Global developments: US ISM and EU.UK PMI data softened considerably. Fall in US 10 Year Treasury yield to 2.88% from 3.25% implies that market is now fearing recession.

Federal Reserve Chairman Jerome Powell reiterated the central bank’s commitment to keep tightening monetary policy to bring down inflation just as U.S. quarterly economic activity slipped for first time in two years.  “The way to do that [curb inflation] is to slow down [economic] growth, but ideally keep it positive,” Powell said on Wednesday, though conceded that there “is a risk” that the fed may go too far and cause a recession. The Fed chief, however, stressed that the biggest threat to the economy isn’t the Fed overshooting monetary policy tightening, but rather “failing to restore price stability.” Fed member said that “At the Fed, we’re on a path now to bring our interest rates up to a more normal level and then probably a little bit higher into restrictive territory, so that we can get those inflation rates down so that we can sustain a good economy going forward.” 

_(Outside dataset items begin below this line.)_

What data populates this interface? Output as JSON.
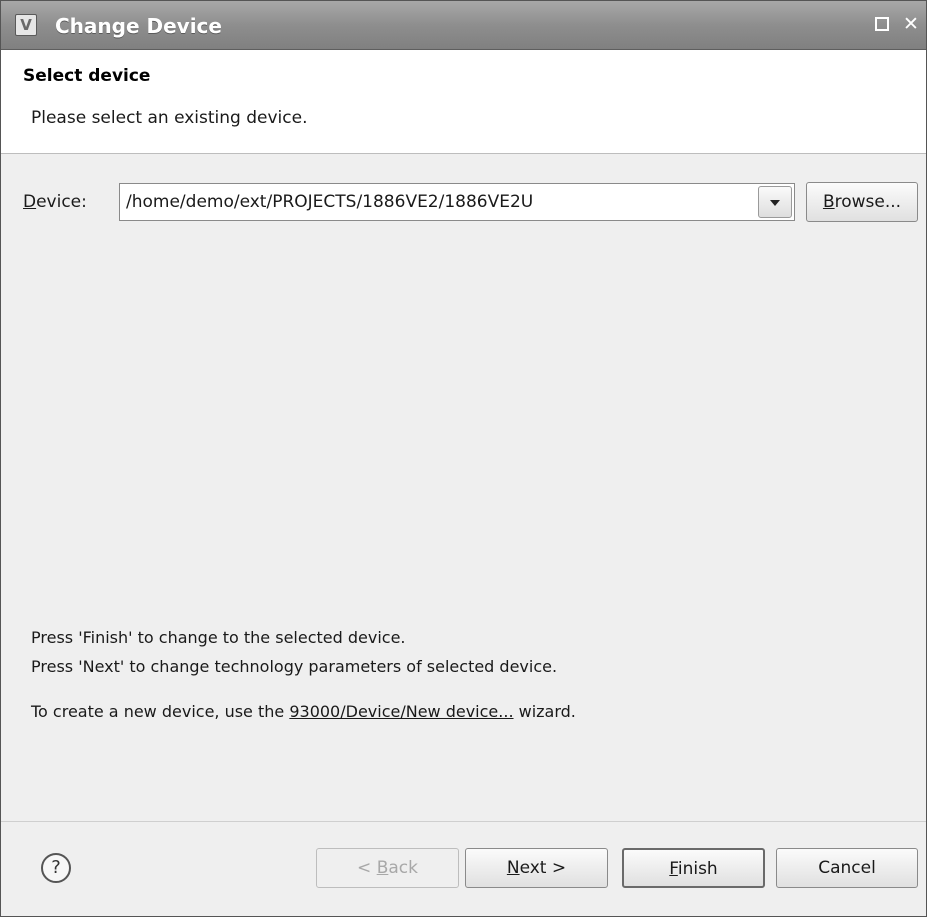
{
  "window": {
    "title": "Change Device",
    "icon": "app-icon",
    "icon_glyph": "V"
  },
  "header": {
    "title": "Select device",
    "description": "Please select an existing device."
  },
  "device": {
    "label_mnemonic": "D",
    "label_rest": "evice:",
    "value": "/home/demo/ext/PROJECTS/1886VE2/1886VE2U",
    "browse_mnemonic": "B",
    "browse_rest": "rowse..."
  },
  "messages": {
    "finish_hint": "Press 'Finish' to change to the selected device.",
    "next_hint": "Press 'Next' to change technology parameters of selected device.",
    "create_prefix": "To create a new device, use the ",
    "create_link": "93000/Device/New device...",
    "create_suffix": " wizard."
  },
  "buttons": {
    "help_glyph": "?",
    "back_prefix": "< ",
    "back_mnemonic": "B",
    "back_rest": "ack",
    "next_mnemonic": "N",
    "next_rest": "ext >",
    "finish_mnemonic": "F",
    "finish_rest": "inish",
    "cancel": "Cancel"
  }
}
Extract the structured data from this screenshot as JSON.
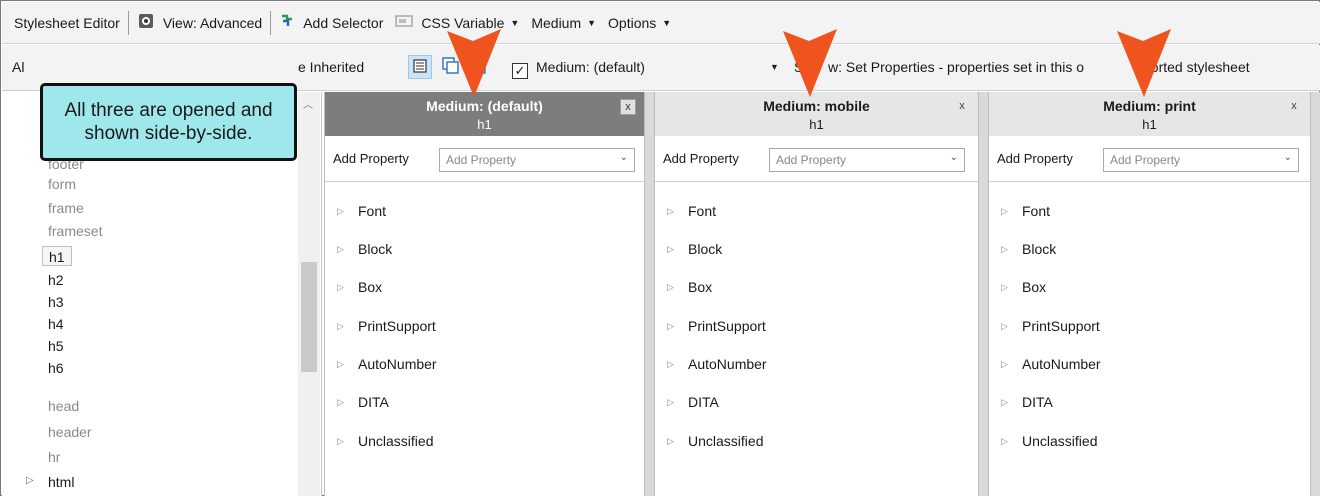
{
  "toolbar": {
    "title": "Stylesheet Editor",
    "view": "View: Advanced",
    "add_selector": "Add Selector",
    "css_variable": "CSS Variable",
    "medium": "Medium",
    "options": "Options"
  },
  "toolbar2": {
    "left_text": "Al",
    "inherited_text": "e Inherited",
    "medium_checkbox_label": "Medium: (default)",
    "medium_checked": true,
    "show_prefix": "S",
    "show_text_1": "w: Set Properties - properties set in this o",
    "show_text_2": "ported stylesheet"
  },
  "callout": {
    "text": "All three are opened and shown side-by-side."
  },
  "tree": {
    "items": [
      {
        "label": "footer",
        "style": "gray"
      },
      {
        "label": "form",
        "style": "gray"
      },
      {
        "label": "frame",
        "style": "gray"
      },
      {
        "label": "frameset",
        "style": "gray"
      },
      {
        "label": "h1",
        "style": "selected"
      },
      {
        "label": "h2",
        "style": "normal"
      },
      {
        "label": "h3",
        "style": "normal"
      },
      {
        "label": "h4",
        "style": "normal"
      },
      {
        "label": "h5",
        "style": "normal"
      },
      {
        "label": "h6",
        "style": "normal"
      },
      {
        "label": "head",
        "style": "gray"
      },
      {
        "label": "header",
        "style": "gray"
      },
      {
        "label": "hr",
        "style": "gray"
      },
      {
        "label": "html",
        "style": "normal"
      }
    ]
  },
  "panels": [
    {
      "title": "Medium: (default)",
      "subtitle": "h1",
      "active": true,
      "close": "x",
      "add_label": "Add Property",
      "add_placeholder": "Add Property",
      "groups": [
        "Font",
        "Block",
        "Box",
        "PrintSupport",
        "AutoNumber",
        "DITA",
        "Unclassified"
      ]
    },
    {
      "title": "Medium: mobile",
      "subtitle": "h1",
      "active": false,
      "close": "x",
      "add_label": "Add Property",
      "add_placeholder": "Add Property",
      "groups": [
        "Font",
        "Block",
        "Box",
        "PrintSupport",
        "AutoNumber",
        "DITA",
        "Unclassified"
      ]
    },
    {
      "title": "Medium: print",
      "subtitle": "h1",
      "active": false,
      "close": "x",
      "add_label": "Add Property",
      "add_placeholder": "Add Property",
      "groups": [
        "Font",
        "Block",
        "Box",
        "PrintSupport",
        "AutoNumber",
        "DITA",
        "Unclassified"
      ]
    }
  ],
  "colors": {
    "callout_bg": "#9ee8ec",
    "arrow": "#f0541e",
    "active_header": "#7d7d7d",
    "header": "#e6e6e6",
    "selected_button": "#cce4f7"
  }
}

US data indicates weakening manufacturing activity, elevated inflation as measured by Core PCE data, strained personal disposable income due to high prices, but still with a desire to travel and fund from savings. As time rolls out and inflation remains high, there will be a serious threat to spending and hence the real economy can suffer.

Geo politics and sanctions are crippling developing economies. Western sanctions have already throttled economies due to Oil prices. If Russia retaliates by cutting crude production further with no real output increase by OPEC, world can face a crippling energy crunch.

ECB member said that “With these levels of inflation and inflation being more and more broad-based, with wages growing in the euro area, we should move decisively toward monetary-policy normalization,” 

ECB has pre-committed to a 25bps rate hike in July. Another hike is also pre-committed for September, but the size would be dependent on incoming data.

US ISM (non mfrg), FOMC minutes and Non farm payrolls are key data events for the coming week.

Currency range: USDINR: 78.50/78.25(support), 79.25/79.75 (resistance), EURINR:81.50 (support)83.80/84.25 (Resistance), GBP/INR: 96-98.50, JPY/INR:.57-61.

Suggestions: USD exports can be covered partially at 79+. EURINR payables can be covered on decline to 81.70. GBPINR exports can be covered at 96.50+.